Apesar da retração real dos investimentos observada especificamente em julho, o acumulado de 2026 apresenta crescimento.

No mês, os investimentos somaram R$ 6,7 bilhões, queda real de 29,9% em relação a julho do ano anterior.

De janeiro a julho, porém, foram destinados R$ 56,5 bilhões a investimentos, resultado que representa crescimento real de 42,7% na comparação com o mesmo período anterior.

Meta fiscal permanece no centro das atenções

A meta fiscal estabelecida para 2026 prevê superávit primário de R$ 34,3 bilhões, correspondente a 0,25% do PIB.

Existe, entretanto, uma margem de tolerância de 0,25 ponto percentual. Dentro desse intervalo, um resultado de até déficit equivalente ao limite estabelecido pode ser considerado compatível com a meta.

Pelas regras do arcabouço fiscal, determinados valores não entram no cálculo utilizado para verificar o cumprimento da meta, entre eles os precatórios e algumas despesas relacionadas às áreas de saúde, educação e defesa.

Considerando esses gastos, a previsão mencionada no material de referência aponta para um déficit primário de R$ 52 bilhões em 2026.

O resultado primário é utilizado para avaliar a situação das contas públicas antes do pagamento dos juros da dívida.
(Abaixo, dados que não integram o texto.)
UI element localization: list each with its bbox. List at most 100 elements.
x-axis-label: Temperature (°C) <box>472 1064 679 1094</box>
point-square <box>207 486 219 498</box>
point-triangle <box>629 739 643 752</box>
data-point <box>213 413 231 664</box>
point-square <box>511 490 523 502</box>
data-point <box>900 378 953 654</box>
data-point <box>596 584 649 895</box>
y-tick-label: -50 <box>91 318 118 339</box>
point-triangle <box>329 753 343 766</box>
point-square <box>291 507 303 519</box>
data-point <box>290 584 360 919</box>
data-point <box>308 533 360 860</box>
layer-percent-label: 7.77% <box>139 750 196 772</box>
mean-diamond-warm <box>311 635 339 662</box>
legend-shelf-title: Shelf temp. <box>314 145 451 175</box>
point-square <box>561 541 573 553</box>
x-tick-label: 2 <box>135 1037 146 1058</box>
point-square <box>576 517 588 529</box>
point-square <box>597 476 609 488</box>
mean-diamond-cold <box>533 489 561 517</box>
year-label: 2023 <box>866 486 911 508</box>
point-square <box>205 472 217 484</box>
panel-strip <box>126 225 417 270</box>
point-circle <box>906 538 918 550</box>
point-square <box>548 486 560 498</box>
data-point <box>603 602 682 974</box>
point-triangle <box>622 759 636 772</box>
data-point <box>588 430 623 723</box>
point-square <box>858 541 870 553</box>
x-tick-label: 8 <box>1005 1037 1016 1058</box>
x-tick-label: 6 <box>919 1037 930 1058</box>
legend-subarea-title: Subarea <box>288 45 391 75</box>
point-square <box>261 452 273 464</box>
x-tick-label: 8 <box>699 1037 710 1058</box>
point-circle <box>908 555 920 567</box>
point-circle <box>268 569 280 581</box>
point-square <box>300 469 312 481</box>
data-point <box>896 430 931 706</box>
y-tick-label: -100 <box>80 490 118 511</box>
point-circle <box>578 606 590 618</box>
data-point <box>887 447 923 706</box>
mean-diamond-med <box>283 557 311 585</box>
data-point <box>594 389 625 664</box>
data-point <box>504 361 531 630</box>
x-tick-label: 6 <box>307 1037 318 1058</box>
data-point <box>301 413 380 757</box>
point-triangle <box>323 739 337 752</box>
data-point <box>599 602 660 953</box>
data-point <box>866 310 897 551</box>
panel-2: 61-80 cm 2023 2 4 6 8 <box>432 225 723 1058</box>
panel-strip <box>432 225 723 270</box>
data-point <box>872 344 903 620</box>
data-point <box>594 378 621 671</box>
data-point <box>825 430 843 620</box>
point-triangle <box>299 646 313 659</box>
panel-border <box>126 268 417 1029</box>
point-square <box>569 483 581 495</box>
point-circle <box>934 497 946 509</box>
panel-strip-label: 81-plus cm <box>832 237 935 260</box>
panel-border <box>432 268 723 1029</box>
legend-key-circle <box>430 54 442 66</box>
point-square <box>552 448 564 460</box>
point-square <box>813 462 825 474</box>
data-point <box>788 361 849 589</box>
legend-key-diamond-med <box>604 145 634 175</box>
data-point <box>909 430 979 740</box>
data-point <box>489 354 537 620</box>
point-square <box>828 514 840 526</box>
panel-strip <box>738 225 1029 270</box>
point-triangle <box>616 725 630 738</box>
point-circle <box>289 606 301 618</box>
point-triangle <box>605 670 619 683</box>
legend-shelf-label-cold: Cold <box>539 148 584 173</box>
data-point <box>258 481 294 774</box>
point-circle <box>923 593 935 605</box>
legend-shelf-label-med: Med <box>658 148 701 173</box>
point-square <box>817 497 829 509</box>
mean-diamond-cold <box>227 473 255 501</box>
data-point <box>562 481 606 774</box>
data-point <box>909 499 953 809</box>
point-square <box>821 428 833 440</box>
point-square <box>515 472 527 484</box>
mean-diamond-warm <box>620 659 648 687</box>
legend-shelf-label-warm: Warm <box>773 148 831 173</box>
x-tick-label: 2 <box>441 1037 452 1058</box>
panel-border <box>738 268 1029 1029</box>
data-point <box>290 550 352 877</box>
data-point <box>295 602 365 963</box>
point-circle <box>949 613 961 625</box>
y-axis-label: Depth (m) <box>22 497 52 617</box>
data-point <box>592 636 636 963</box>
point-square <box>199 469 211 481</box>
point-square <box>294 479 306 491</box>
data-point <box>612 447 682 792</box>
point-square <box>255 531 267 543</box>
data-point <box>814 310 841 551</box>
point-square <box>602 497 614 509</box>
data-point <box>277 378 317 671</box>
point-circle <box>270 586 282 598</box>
Quando há superávit, as receitas superam as despesas consideradas nesse cálculo; quando há déficit, ocorre o contrário.

Assim, embora julho tenha apresentado saldo positivo, o resultado acumulado do ano ainda permanece deficitário e deverá continuar sendo acompanhado ao longo dos próximos meses em relação à meta estabelecida para 2026.